Evaluation and Optimization of Frequent Association Rule Based Classification

Izwan Nizal Mohd Shaharanee, Jastini Jamil
dx.doi.org/10.17576/apjitm-2014-0301-01

Abstract

Deriving useful and interesting rules from a data mining system is an essential and important task. Problems such as the discovery of random and coincidental patterns or patterns with no significant values, and the generation of a large volume of rules from a database commonly occur. Works on sustaining the interestingness of rules generated by data mining algorithms are actively and constantly being examined and developed. In this paper, a systematic way to evaluate the association rules discovered from frequent itemset mining algorithms, combining common data mining and statistical interestingness measures, and outline an appropriated sequence of usage is presented.
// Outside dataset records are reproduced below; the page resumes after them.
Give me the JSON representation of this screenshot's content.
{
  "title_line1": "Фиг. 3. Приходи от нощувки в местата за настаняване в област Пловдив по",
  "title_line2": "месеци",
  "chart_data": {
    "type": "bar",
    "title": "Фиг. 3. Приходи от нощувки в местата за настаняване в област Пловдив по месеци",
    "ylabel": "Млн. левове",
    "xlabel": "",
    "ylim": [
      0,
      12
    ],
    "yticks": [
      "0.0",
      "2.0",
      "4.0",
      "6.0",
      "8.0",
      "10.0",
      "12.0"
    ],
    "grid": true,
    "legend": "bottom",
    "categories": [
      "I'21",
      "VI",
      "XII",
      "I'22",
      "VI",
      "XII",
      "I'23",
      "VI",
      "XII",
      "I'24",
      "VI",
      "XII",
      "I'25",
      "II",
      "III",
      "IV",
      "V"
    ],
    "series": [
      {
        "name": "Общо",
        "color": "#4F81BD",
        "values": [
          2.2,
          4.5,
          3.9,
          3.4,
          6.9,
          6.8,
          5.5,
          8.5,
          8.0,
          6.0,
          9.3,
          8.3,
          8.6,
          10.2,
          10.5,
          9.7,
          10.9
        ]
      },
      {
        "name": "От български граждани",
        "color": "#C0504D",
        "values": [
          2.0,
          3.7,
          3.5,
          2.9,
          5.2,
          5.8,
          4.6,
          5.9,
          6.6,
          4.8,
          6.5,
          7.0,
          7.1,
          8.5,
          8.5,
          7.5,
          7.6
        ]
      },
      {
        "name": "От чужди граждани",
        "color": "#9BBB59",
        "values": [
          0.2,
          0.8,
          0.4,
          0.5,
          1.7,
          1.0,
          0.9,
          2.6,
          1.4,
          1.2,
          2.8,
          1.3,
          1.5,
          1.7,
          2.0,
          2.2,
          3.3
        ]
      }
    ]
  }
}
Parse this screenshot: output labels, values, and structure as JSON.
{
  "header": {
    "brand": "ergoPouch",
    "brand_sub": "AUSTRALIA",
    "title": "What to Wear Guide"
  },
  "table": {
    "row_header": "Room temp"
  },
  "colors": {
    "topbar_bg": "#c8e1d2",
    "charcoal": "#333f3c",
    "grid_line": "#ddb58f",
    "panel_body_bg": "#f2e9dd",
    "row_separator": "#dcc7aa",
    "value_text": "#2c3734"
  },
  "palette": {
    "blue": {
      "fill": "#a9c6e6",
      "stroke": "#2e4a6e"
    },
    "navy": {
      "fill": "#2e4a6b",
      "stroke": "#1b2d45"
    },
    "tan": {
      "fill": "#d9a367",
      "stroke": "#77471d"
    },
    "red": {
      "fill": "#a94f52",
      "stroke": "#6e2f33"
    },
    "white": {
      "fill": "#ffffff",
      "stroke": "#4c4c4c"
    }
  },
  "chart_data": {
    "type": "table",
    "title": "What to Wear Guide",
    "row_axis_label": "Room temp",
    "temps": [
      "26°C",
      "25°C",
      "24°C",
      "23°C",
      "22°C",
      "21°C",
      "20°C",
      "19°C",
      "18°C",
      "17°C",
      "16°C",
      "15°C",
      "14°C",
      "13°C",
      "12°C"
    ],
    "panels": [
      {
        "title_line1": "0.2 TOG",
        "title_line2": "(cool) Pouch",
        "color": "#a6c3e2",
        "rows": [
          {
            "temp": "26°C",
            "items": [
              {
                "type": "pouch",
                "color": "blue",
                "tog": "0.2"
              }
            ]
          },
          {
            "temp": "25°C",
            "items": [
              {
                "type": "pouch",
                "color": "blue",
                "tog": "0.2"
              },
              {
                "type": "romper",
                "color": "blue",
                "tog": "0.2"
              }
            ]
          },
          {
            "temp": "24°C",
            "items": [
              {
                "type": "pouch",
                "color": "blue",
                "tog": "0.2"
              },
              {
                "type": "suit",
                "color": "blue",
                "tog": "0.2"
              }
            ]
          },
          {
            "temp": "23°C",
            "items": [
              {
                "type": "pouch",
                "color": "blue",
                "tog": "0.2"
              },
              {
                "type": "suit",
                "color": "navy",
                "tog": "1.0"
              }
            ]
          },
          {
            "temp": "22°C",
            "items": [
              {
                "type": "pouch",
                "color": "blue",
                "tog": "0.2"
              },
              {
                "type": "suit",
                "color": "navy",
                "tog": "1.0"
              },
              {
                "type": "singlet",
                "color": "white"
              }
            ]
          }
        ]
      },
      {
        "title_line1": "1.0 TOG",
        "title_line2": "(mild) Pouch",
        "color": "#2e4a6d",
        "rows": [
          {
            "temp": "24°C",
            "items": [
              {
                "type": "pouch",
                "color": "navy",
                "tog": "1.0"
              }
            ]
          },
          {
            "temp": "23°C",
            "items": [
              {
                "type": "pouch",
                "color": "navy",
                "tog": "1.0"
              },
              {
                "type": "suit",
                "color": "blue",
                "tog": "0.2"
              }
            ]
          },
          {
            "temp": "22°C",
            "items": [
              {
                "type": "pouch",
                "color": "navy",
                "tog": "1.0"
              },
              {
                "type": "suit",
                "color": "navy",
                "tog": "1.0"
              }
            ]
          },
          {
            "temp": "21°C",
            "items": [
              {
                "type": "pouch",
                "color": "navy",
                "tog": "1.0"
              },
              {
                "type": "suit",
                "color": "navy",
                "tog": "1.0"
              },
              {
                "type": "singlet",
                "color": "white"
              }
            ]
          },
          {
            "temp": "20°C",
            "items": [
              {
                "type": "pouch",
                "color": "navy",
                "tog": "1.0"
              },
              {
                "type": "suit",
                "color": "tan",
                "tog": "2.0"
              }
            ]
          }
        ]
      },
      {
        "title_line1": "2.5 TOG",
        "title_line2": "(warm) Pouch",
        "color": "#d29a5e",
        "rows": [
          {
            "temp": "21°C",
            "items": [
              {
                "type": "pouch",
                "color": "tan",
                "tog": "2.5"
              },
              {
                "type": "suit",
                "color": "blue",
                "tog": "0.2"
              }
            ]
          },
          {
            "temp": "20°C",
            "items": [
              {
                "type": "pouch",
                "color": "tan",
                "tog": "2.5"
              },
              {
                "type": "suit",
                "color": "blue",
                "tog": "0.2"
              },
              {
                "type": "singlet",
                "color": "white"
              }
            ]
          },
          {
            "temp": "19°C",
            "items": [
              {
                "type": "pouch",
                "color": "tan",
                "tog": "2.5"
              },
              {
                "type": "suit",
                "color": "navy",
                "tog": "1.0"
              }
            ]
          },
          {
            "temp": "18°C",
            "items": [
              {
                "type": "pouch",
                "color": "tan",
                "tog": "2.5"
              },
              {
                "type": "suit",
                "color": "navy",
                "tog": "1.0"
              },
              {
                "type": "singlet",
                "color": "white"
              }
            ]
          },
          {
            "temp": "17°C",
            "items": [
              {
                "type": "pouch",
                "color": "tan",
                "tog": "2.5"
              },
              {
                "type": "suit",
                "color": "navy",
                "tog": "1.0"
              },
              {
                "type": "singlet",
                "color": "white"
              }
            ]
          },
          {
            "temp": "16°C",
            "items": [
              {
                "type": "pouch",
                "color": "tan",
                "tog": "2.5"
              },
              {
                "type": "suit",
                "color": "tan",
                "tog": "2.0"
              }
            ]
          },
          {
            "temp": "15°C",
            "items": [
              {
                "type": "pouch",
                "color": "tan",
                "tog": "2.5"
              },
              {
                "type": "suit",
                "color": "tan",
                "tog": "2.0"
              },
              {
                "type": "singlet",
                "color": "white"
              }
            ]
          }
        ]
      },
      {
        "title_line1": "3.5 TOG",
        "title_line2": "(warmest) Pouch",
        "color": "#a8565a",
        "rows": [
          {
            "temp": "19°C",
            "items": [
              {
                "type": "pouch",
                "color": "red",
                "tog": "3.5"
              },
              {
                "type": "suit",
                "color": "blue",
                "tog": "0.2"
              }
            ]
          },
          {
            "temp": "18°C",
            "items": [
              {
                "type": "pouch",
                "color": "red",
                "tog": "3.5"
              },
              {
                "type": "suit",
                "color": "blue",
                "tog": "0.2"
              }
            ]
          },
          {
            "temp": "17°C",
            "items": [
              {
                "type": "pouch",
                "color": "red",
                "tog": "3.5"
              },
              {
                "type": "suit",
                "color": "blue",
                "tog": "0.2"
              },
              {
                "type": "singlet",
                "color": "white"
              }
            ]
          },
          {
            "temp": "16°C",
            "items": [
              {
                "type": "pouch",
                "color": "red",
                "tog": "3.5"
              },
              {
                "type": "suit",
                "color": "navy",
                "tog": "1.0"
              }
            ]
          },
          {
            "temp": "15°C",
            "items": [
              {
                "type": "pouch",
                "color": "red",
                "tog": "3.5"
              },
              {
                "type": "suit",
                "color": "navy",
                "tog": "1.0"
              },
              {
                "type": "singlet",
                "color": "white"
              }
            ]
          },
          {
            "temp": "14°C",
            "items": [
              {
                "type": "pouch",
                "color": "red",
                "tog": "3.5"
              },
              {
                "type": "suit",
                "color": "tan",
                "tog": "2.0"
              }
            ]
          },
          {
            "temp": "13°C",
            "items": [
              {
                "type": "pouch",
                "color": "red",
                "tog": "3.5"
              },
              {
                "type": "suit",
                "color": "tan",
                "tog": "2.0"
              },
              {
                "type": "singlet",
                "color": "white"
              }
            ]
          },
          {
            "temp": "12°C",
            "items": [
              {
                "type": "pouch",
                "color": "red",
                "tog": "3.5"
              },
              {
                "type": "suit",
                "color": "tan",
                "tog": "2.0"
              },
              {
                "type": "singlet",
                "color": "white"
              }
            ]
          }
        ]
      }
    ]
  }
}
The experiments are performed using a number of real-world datasets that represent diverse characteristics of data/items, and detailed evaluation of rule sets is provided. Empirical results show that with a proper combination of data mining and statistical analysis, the framework is capable of eliminating a large number of non-significant, redundant and contradictive rules while preserving relatively valuable high accuracy and coverage rules when used in the classification problem. Moreover, the results reveal the important characteristics of mining frequent itemsets, and the impact of confidence measure for the classification task

keyword

rule optimization, interestingness measures, association rules

Area

Data Mining and Optimization